Colorado Veteran Faces ‘Black Hole Of Information’ While Trying To Help Interpreters Evacuate Afghanistan

Afghanistan
AP
In this photo provided by the U.S. Marine Corps, civilians prepare to board a plane during an evacuation at Hamid Karzai International Airport, Kabul, Afghanistan, Wednesday, Aug. 18, 2021. (Staff Sgt. Victor Mancilla/U.S. Marine Corps via AP)

While serving in Afghanistan as an army intelligence officer nearly a decade ago, Captain John Garvin worked with many interpreters who guided U.S. soldiers through the region. Now, as the Afghan government collapses and the Taliban takes control, he’s tried to help two men he served alongside find a way out.
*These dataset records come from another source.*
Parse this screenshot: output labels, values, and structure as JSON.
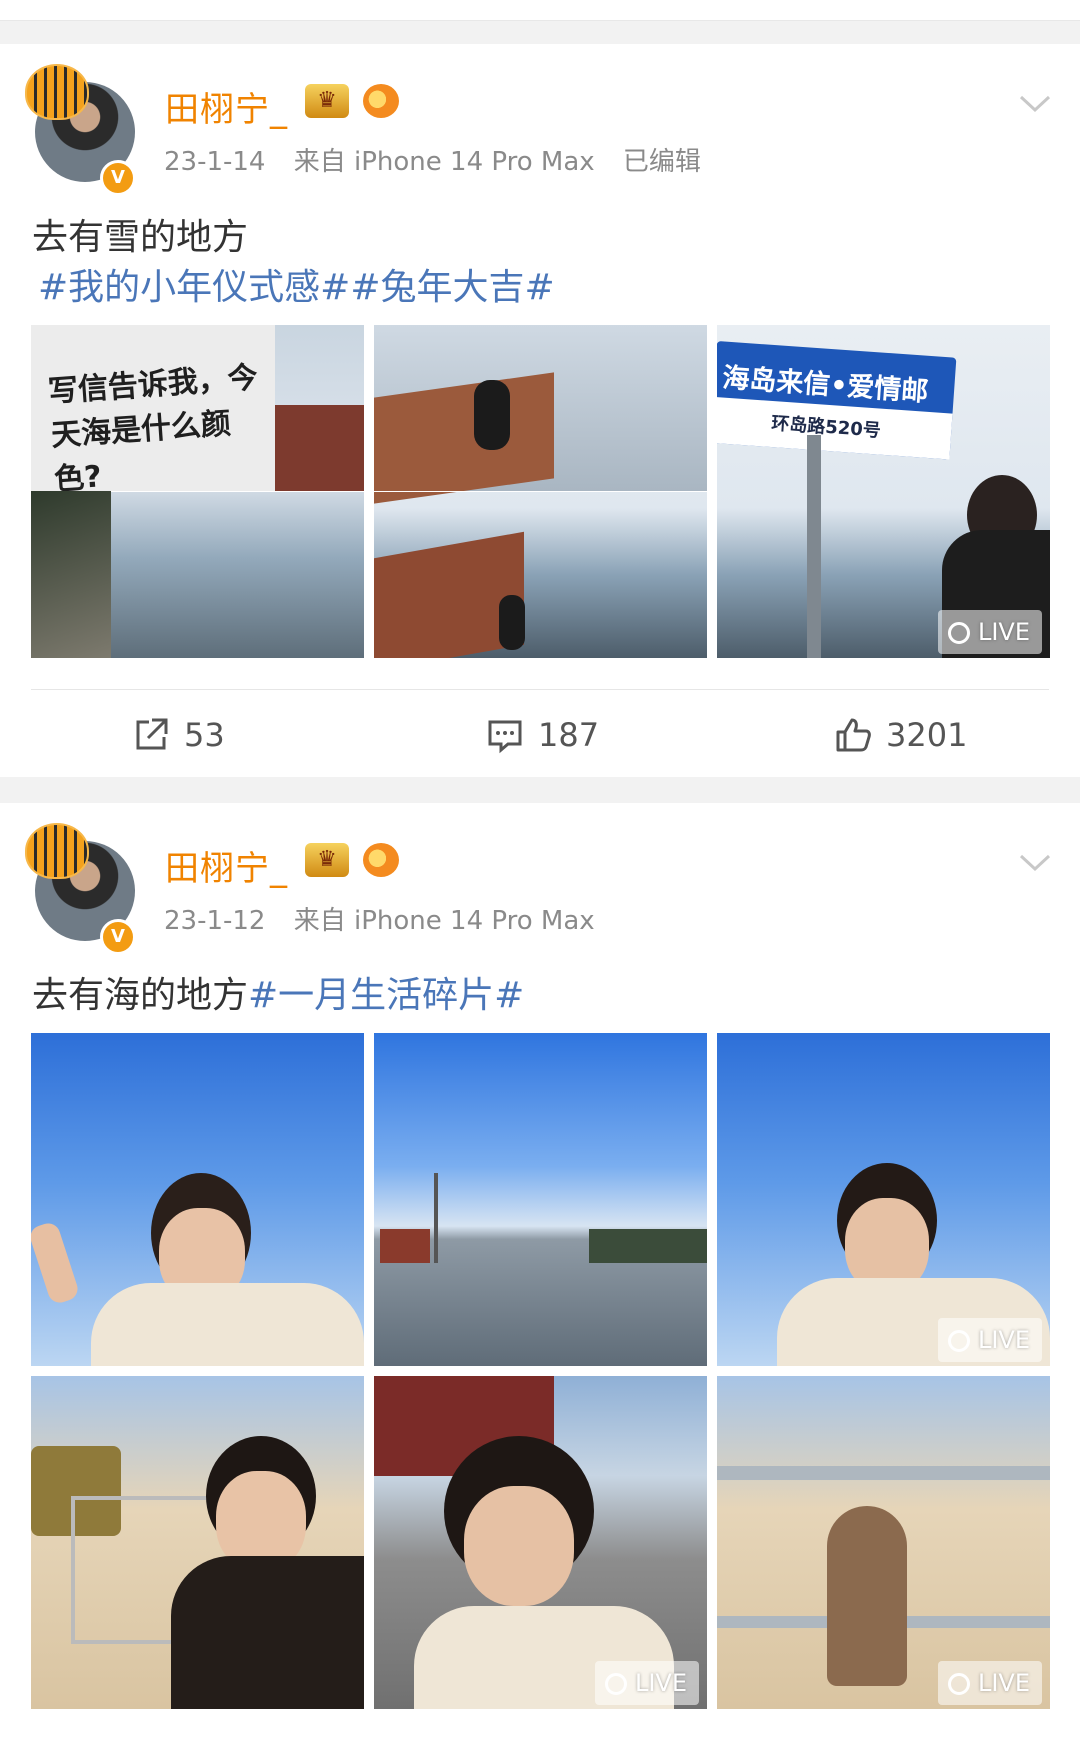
{
  "posts": [
    {
      "username": "田栩宁_",
      "verified_badge": "V",
      "date": "23-1-14",
      "source": "来自 iPhone 14 Pro Max",
      "edited": "已编辑",
      "text_line1": "去有雪的地方",
      "topics": "#我的小年仪式感##兔年大吉#",
      "images": [
        {
          "caption": "写信告诉我，今天海是什么颜色?"
        },
        {
          "caption": ""
        },
        {
          "caption": "海岛来信•爱情邮局",
          "caption2": "环岛路520号",
          "live": "LIVE"
        }
      ],
      "actions": {
        "share_icon": "share-icon",
        "share_count": "53",
        "comment_icon": "comment-icon",
        "comment_count": "187",
        "like_icon": "thumbs-up-icon",
        "like_count": "3201"
      }
    },
    {
      "username": "田栩宁_",
      "verified_badge": "V",
      "date": "23-1-12",
      "source": "来自 iPhone 14 Pro Max",
      "text_plain": "去有海的地方",
      "topic": "#一月生活碎片#",
      "live_labels": [
        "LIVE",
        "LIVE",
        "LIVE"
      ]
    }
  ],
  "colors": {
    "username": "#f08300",
    "topic": "#4a76b8",
    "meta": "#8a8a8a",
    "badge": "#f39c12"
  }
}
Results have been mixed. Garvin, who now works in insurance and lives Centennial, said he’s done everything he can do to help, including working with liaisons from Representative Jason Crow’s office and the state department to get paperwork processed. But at this point, everything is up to people more powerful than him, which has been frustrating.

“We've submitted paperwork to the state department,” he said. “Anything we can find online that leads to paperwork that can get people out of Afghanistan, I've been sending their way and I've been helping them fill out, but it's just a colossal black hole of information right now.”

The Biden Administration promised thousands of Afghan interpreters in late July that it would help them escape. Roughly 18,000 Afghan nationals applied for special immigrant visas, but the country’s long immigration process has caused long delays. 

Garvin said one interpreter, who lives in San Jose with a green card, returned to Afghanistan to get his wife. They were able to fly to Qatar, and from there, the couple was evacuated to an Air Force base in Germany.

“He doesn't know when he's going to get out. He doesn't know what the next steps are. He doesn't know when he's going to be able to get back to the states,” Garvin said.

Meanwhile, a second interpreter Garvin has contacted is still stuck in Afghanistan with his wife and children. Garvin says the man doesn’t have a green card, which has complicated the process. He’s not sure whether it will be possible for the entire family to leave. 

“I think that's a pretty tough decision that some people were having to make at this point. I just don't know how feasible that is,” Garvin said.

The U.S. withdrawal from Afghanistan has frustrated many Colorado veterans, including Rep. Jason Crow, due to the speed of the Western-backed government’s collapse. Garvin feels the same, mainly because he believes the country is leaving Afghanistan and its people in a worse state than when it entered it.

“The Durand line was drawn by the British a few hundred years ago. All of these countries are trying to make this — the country, this notion of Afghanistan — work. Maybe that's been the problem for the last 20 years. We've been trying to make this country exist when this [version of the] country should not exist,” he said.

The Taliban have given American forces until the end of the month to end airlift operations at the Kabul airport. Thousands of Afghan citizens, who fear a rollback of women’s rights or retaliation from the Taliban, have hunkered down and gone into hiding.